No, non parliamo solo del puro e semplice atto sessuale, che è di per sé sempre curioso da vedere sullo schermo (come lo fanno? Come riescono a farlo? Come riescono a farlo per così tanto tempo?).
Oggi abbiamo deciso di parlarti di una posizione che può essere particolarmente eccitante da provare: che ne dici, ti va di scoprire qual è?

Il piledriver: come si fa (e come non si fa) questa posizione

Spesso, quando vedi una scena in un film particolarmente spinto, potrebbe capitarti di posare gli occhi su una “piledriver“.

piledriver
(fonte: Unsplash)

Questa posizione intima è una delle più difficili da eseguire, particolarmente curiosa da vedere e, a sentire gli esperti, neanche troppo piacevole una volta che la si prova.
Il perché è presto detto: il piledriver è una posizione che può richiedere molta prestanza fisica, sia per mettercisi sia per mantenerla.
Ma allora perché farla e, soprattutto, sono veramente tutti così snodati?

Il punto è che farla può essere molto sensuale (se sai come farla) e poi assolutamente no, non sono tutti così snodati.
Ma partiamo dalle basi: qual è la il piledriver?

Mettersi in posizione

Il piledriver è quella posizione nella quale la donna o il partner che riceve si sdraia con la schiena in terra e alza le gambe, fino a portare le ginocchia vicino le orecchie.
Il partner che penetra, invece, si posiziona con le gambe leggermente divaricate dietro il proprio compagno e “si siede” su di lui, mantenendo l’equilibrio, ovviamente!

Tu sei sotto sforzo perché sei completamente “piegataall’indietro, con i muscoli contratti. Il tuo partner, invece, deve rimanere in tensione perché non può di certo sedersi su di te.
Insomma: è una posizione non per i deboli di cuore!
Di certo pensavi di averne viste di tutti i colori quando ti abbiamo consigliato la posizione del flipper o quella del triceratopo: il piledriver, però, è ancora più curiosa non trovi?

Ma chi fa il piledriver è per forza un contorsionista?

La risposta, ovviamente, è no.
Questa posizione, nonostante sia molto difficile da raggiungere, è assolutamente da provare almeno una volta nella vita!
Qui, però, casca l’asino (come si suol dire): come fanno gli altri a farla e, soprattutto, bisogna avere alle spalle un allenamento al circo per riuscirci?

In realtà questa posizione deve essere fatta con molta calma e tranquillità: non è di certo una posizione da provare nel turbine della passione!
(Esattamente come la posizione del pretzel: fatela solo se avete tempo!).
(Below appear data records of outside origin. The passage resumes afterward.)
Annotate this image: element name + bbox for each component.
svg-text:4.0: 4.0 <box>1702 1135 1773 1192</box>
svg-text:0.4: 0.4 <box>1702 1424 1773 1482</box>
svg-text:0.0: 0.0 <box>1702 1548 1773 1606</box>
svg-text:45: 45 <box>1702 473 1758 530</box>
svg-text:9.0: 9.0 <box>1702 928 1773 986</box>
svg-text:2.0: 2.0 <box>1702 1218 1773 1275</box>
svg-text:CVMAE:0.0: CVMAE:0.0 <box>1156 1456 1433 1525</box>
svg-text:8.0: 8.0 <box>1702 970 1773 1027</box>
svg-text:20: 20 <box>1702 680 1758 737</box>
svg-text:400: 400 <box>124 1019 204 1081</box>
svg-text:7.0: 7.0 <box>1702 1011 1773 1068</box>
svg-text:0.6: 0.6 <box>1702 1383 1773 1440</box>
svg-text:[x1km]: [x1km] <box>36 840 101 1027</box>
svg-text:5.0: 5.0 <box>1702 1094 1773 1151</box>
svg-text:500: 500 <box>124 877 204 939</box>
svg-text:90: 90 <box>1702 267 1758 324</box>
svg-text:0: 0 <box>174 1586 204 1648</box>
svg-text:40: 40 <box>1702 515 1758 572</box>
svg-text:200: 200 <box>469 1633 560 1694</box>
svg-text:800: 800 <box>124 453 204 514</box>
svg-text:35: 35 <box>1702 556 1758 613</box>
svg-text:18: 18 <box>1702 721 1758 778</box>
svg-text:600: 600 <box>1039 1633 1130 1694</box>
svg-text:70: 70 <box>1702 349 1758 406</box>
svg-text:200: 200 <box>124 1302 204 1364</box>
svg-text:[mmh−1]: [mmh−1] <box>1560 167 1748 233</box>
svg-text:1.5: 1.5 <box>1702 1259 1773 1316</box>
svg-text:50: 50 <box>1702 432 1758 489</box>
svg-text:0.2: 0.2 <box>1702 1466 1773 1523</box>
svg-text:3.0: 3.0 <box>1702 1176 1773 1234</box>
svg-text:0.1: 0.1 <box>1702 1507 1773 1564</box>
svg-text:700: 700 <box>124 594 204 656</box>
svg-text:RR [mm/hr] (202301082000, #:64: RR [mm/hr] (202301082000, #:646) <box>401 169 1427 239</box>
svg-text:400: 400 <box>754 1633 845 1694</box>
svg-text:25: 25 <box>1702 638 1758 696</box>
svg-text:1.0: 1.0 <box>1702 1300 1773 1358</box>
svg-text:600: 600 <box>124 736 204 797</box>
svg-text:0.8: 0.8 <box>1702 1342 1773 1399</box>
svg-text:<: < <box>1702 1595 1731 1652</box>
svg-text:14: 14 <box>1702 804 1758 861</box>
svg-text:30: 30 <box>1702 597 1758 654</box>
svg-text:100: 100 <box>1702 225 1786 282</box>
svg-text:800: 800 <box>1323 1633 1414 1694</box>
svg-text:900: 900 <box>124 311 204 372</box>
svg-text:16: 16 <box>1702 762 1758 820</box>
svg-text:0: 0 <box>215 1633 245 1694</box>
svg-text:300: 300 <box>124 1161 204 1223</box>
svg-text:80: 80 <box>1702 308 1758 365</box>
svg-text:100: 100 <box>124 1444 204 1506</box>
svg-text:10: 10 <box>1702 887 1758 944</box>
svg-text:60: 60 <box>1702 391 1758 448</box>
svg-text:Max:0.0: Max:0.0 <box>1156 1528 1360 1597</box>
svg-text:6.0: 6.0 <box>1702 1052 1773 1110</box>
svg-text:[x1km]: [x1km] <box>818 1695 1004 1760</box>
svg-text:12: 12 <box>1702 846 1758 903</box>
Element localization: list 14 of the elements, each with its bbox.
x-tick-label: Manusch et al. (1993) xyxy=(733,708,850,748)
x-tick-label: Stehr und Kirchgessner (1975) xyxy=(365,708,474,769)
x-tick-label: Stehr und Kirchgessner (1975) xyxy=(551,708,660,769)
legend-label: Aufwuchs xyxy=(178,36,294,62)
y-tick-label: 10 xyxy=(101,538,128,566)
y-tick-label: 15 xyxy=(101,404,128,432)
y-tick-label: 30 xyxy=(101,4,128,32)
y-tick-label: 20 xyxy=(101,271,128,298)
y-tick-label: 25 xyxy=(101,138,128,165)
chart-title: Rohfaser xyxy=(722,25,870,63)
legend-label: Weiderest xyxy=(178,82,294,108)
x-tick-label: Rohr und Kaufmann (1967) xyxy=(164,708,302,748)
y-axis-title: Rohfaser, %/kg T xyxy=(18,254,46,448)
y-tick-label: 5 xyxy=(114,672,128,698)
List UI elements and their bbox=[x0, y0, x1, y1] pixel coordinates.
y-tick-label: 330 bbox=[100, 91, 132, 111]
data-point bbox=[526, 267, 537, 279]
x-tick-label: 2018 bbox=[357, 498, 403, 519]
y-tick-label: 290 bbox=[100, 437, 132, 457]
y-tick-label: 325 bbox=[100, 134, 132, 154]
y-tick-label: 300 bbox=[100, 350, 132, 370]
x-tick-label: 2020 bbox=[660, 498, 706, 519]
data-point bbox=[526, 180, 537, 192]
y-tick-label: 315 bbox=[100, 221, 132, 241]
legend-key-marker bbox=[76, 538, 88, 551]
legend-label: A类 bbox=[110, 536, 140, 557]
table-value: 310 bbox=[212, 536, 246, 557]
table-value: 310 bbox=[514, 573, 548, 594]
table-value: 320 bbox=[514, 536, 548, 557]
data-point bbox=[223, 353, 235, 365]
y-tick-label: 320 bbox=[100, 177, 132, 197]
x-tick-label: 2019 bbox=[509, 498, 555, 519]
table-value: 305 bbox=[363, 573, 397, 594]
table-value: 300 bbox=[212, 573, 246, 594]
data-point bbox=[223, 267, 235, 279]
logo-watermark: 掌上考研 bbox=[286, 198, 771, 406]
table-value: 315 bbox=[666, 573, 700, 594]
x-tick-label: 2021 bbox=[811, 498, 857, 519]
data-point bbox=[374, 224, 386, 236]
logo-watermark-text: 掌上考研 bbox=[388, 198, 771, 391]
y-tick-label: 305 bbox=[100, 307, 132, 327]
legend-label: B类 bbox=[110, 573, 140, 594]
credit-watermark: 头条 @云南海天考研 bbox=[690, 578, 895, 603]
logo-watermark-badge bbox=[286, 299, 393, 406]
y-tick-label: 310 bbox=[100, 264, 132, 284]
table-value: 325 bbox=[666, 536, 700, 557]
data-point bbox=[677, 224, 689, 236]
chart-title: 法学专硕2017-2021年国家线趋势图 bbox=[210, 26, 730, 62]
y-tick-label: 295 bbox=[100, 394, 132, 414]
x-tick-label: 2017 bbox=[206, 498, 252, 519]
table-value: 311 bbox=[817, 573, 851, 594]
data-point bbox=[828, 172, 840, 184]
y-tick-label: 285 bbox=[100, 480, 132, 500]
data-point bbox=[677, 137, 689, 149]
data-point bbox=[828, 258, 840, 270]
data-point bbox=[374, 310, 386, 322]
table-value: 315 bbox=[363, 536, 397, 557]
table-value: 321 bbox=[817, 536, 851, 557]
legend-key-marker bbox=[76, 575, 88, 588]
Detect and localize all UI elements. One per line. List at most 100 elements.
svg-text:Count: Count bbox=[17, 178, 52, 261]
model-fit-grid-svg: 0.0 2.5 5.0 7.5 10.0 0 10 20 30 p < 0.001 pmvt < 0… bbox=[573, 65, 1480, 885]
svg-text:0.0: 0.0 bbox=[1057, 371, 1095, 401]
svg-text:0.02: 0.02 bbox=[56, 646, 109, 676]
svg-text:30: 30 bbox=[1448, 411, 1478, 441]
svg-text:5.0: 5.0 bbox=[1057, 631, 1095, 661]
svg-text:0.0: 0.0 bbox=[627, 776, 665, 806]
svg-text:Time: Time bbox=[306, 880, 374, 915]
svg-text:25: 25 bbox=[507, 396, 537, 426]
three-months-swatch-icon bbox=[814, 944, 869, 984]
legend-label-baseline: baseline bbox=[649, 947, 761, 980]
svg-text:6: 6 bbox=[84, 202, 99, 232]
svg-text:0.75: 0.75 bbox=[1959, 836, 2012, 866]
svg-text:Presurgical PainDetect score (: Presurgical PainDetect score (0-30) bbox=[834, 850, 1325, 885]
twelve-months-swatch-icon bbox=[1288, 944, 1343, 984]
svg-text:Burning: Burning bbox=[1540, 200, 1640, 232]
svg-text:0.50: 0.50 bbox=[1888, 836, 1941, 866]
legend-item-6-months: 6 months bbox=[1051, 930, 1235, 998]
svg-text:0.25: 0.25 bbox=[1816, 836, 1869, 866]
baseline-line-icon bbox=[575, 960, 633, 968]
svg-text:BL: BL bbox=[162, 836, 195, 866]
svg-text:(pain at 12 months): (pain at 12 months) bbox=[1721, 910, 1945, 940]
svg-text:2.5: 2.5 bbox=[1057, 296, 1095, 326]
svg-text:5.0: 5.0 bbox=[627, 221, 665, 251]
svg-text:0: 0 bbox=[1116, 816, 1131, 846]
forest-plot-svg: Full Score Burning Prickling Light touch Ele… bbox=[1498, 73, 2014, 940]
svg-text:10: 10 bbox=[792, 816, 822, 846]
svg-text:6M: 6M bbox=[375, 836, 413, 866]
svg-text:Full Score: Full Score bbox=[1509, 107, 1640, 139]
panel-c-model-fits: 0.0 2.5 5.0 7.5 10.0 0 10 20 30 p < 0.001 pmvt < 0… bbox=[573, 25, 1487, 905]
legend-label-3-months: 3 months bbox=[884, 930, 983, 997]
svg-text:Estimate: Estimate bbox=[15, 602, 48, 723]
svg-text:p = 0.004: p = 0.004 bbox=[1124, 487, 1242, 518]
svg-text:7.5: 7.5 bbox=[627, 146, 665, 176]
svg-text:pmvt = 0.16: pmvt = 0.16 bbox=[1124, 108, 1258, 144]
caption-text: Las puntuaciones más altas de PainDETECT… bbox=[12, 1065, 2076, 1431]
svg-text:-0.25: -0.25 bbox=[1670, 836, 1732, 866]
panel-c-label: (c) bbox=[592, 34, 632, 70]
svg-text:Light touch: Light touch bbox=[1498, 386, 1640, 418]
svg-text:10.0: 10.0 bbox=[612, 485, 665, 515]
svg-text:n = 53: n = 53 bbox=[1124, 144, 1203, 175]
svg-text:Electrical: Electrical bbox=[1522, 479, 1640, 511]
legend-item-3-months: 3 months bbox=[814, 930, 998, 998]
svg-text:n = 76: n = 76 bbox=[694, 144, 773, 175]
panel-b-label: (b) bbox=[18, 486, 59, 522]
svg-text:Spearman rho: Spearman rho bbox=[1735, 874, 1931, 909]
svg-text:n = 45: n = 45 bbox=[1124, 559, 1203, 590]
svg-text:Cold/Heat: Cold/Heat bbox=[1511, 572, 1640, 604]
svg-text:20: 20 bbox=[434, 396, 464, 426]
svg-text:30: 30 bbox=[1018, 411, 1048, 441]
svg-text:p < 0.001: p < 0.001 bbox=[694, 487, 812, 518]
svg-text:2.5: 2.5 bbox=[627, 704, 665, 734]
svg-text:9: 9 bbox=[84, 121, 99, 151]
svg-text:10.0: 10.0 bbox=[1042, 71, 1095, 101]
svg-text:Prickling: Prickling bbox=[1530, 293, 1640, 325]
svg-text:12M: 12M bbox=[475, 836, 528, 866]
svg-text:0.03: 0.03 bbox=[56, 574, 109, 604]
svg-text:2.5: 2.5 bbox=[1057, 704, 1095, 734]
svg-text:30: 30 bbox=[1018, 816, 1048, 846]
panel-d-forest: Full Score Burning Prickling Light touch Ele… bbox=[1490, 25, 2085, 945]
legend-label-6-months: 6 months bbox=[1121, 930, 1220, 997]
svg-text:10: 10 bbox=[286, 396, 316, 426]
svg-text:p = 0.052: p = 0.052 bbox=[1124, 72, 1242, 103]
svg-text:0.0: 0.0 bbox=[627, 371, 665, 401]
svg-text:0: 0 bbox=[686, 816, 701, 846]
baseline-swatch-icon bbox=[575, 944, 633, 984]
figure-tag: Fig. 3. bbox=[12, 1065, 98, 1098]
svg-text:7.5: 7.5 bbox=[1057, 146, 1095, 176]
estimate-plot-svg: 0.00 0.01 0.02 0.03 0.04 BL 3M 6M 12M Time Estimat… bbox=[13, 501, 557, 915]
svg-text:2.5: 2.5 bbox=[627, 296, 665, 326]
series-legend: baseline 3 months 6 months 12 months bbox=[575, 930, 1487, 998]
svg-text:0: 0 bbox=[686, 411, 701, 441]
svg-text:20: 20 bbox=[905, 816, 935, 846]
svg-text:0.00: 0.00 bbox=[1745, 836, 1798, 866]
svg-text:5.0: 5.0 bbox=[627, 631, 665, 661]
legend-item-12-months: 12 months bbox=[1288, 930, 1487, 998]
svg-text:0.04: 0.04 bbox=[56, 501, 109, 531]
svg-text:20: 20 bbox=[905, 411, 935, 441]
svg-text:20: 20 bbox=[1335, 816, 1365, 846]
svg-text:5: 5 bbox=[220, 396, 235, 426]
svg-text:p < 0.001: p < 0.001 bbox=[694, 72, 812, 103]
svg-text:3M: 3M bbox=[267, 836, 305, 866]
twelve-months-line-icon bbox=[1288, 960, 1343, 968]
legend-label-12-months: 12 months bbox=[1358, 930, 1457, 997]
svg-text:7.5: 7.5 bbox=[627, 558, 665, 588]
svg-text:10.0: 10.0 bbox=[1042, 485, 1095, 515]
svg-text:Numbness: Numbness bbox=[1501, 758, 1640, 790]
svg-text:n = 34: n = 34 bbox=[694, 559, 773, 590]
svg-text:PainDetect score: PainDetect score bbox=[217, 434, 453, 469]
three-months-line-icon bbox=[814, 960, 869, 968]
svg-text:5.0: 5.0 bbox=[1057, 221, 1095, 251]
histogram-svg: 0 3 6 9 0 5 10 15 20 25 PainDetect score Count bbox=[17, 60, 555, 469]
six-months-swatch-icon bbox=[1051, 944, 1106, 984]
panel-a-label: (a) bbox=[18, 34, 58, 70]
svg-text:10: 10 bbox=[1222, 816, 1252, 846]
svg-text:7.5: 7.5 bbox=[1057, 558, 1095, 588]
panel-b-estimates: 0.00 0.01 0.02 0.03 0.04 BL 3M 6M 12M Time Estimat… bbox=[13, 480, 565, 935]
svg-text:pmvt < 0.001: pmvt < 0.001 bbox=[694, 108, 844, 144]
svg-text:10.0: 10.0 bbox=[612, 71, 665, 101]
Partiamo dalle raccomandazioni, soprattutto per chi è sdraiato: se sentite troppo peso sulle gambe, sulla schiena o sul collo non fate questa posizione.
Inutile mettersi a sfidare la legge di gravità e mettere a rischio la propria salute per una posizione intima: fidatevi di noi, non ne vale mai la pena!
Potete aiutarvi nel fare questa posizione posizionandovi per terra vicino ad un muro. In questa maniera il partner che penetra può appoggiarsi con le mani, senza gravare troppo su di voi (e sulle sue ginocchia).
Chi è sdraiato, poi, può posizionare un cuscino dietro la testa, in modo da avere supporto su cui appoggiare, se riuscite, anche per bene le spalle.
Mentre siete in posizione, potete anche provare ad appoggiare i vostri piedi sul muro, in modo da piegarvi il più possibile ma avendo un supporto.
La maggior parte delle persone usa una base su cui appoggiare o le ginocchia o la pianta dei piedi (quando riesce a piegarsi così tanto).

Ecco perché fare il piledrive sembra così semplice quando lo guardi da fuori!
Fate sempre attenzione con questa posizione ma, se la provate, fateci sapere come va!